A health and nutritional profile of rural school children in KwaZulu-Natal, South Africa.Jinabhai CC; Taylor M; Coutsoudis A; Coovadia HM; Tomkins AM; Sullivan KR
Ann Trop Paediatr 2001 Mar;21(1):50-8
A community-based cross-sectional study was undertaken to measure anthropometric indices, micronutrient status and prevalence of parasite infections in 579 rural South African primary school children. Eleven schools were selected randomly from a Magisterial District in southern KwaZulu-Natal (KZN). In each school, all pupils aged between 8 and 10 years were selected. The following outcome measures were obtained: anthropometric--height for age, weight for age and body mass index; micronutrient status--anaemia, serum ferritin and vitamin A; and prevalence of parasite infections--Ascaris lumbricoides, Trichuris trichiura and Schistosoma haematobium.

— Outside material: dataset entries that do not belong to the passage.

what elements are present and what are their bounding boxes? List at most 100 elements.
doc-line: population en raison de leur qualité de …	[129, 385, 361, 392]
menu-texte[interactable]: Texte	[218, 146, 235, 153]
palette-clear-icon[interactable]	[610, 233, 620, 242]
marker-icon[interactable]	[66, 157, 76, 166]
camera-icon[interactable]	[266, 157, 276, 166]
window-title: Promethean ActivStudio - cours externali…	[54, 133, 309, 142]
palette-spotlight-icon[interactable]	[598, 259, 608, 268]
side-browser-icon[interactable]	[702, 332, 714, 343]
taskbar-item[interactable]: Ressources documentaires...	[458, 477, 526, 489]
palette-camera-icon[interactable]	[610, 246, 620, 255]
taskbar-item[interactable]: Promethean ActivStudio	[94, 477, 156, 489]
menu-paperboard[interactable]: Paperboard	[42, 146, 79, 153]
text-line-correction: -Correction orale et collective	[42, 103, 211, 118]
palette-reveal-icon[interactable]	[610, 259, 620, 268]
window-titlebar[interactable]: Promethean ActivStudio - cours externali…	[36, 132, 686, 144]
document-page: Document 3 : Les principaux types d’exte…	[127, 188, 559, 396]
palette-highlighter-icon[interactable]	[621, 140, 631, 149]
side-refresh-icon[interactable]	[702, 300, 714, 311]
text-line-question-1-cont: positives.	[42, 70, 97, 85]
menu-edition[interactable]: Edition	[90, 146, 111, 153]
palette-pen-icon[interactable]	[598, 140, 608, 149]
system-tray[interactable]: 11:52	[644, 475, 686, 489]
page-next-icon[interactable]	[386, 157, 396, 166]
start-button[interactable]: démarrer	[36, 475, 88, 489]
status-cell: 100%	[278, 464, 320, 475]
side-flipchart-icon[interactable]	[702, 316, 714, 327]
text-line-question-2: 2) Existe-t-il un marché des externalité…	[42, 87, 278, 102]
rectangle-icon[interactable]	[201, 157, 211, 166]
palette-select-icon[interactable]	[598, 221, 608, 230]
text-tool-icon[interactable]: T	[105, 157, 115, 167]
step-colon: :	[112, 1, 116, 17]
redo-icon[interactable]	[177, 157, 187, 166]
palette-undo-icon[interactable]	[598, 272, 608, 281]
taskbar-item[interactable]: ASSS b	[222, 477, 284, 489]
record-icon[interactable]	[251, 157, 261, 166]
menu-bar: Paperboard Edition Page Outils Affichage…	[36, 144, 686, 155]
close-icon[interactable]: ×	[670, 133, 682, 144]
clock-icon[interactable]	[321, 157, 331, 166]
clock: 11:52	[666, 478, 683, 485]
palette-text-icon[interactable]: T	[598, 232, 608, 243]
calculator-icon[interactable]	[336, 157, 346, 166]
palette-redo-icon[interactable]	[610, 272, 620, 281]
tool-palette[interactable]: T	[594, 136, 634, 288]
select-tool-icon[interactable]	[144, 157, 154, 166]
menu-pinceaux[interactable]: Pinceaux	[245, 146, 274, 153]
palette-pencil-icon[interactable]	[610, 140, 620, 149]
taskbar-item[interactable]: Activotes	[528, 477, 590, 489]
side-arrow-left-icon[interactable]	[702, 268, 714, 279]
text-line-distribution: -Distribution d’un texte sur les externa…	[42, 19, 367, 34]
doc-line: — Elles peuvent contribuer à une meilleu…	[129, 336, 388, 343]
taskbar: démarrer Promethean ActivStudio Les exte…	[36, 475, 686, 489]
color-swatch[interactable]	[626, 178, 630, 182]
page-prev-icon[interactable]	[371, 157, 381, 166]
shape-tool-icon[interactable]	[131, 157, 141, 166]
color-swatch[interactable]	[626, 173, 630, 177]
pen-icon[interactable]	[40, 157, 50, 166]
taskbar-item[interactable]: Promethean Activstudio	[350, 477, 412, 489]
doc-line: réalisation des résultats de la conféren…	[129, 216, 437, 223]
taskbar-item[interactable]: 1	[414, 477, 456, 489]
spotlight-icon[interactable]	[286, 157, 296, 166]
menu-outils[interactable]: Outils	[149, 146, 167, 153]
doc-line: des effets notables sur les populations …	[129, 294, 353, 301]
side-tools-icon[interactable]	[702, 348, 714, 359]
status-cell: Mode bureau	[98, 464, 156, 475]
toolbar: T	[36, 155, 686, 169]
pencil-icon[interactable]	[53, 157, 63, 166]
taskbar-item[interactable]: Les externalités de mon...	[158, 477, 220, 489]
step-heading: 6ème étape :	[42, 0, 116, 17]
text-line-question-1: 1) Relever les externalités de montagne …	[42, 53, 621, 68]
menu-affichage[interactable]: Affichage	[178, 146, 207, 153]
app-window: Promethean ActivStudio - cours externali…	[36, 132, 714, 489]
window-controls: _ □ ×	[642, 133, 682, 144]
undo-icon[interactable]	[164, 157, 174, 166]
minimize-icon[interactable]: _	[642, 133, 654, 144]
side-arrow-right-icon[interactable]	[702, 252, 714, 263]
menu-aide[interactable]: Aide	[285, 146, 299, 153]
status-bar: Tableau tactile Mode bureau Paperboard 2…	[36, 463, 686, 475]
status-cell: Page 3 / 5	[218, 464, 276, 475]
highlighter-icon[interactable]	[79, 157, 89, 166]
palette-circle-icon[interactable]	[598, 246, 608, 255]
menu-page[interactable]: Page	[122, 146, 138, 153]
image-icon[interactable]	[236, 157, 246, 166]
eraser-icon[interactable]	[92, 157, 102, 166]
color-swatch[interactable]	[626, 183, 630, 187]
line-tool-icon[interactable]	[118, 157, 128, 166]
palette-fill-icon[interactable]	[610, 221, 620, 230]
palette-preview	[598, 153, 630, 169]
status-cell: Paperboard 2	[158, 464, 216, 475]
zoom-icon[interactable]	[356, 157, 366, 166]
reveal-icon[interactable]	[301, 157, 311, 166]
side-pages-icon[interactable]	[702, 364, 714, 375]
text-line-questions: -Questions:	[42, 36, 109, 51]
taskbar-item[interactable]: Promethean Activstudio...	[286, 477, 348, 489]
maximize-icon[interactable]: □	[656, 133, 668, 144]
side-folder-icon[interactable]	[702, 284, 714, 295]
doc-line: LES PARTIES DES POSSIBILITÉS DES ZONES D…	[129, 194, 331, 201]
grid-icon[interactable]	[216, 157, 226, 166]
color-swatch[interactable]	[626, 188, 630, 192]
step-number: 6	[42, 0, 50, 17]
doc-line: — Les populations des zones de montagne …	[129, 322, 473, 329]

The observed prevalences were: stunting 7.3%, underweight for age 0.7%, and obesity 3.1%; anaemia 16.5% (Hb < 12 g/dl), vitamin A deficiency 34.7% (serum retinol < 20 micrograms/dl) and 28.1% with reduced serum ferritin (< 12 ng/ml); Trichuris trichiura 53.9%, Ascaris lumbricoides 27.3% and Schistosoma haematobium 24.5%. We conclude that micronutrient deficiency, parasitic infestations and stunting remain significant problems among school-aged children in South Africa. Micronutrient supplementation and de-worming provide opportunities for school-based health promotion and primary health care interventions, and might produce significant health and educational benefits.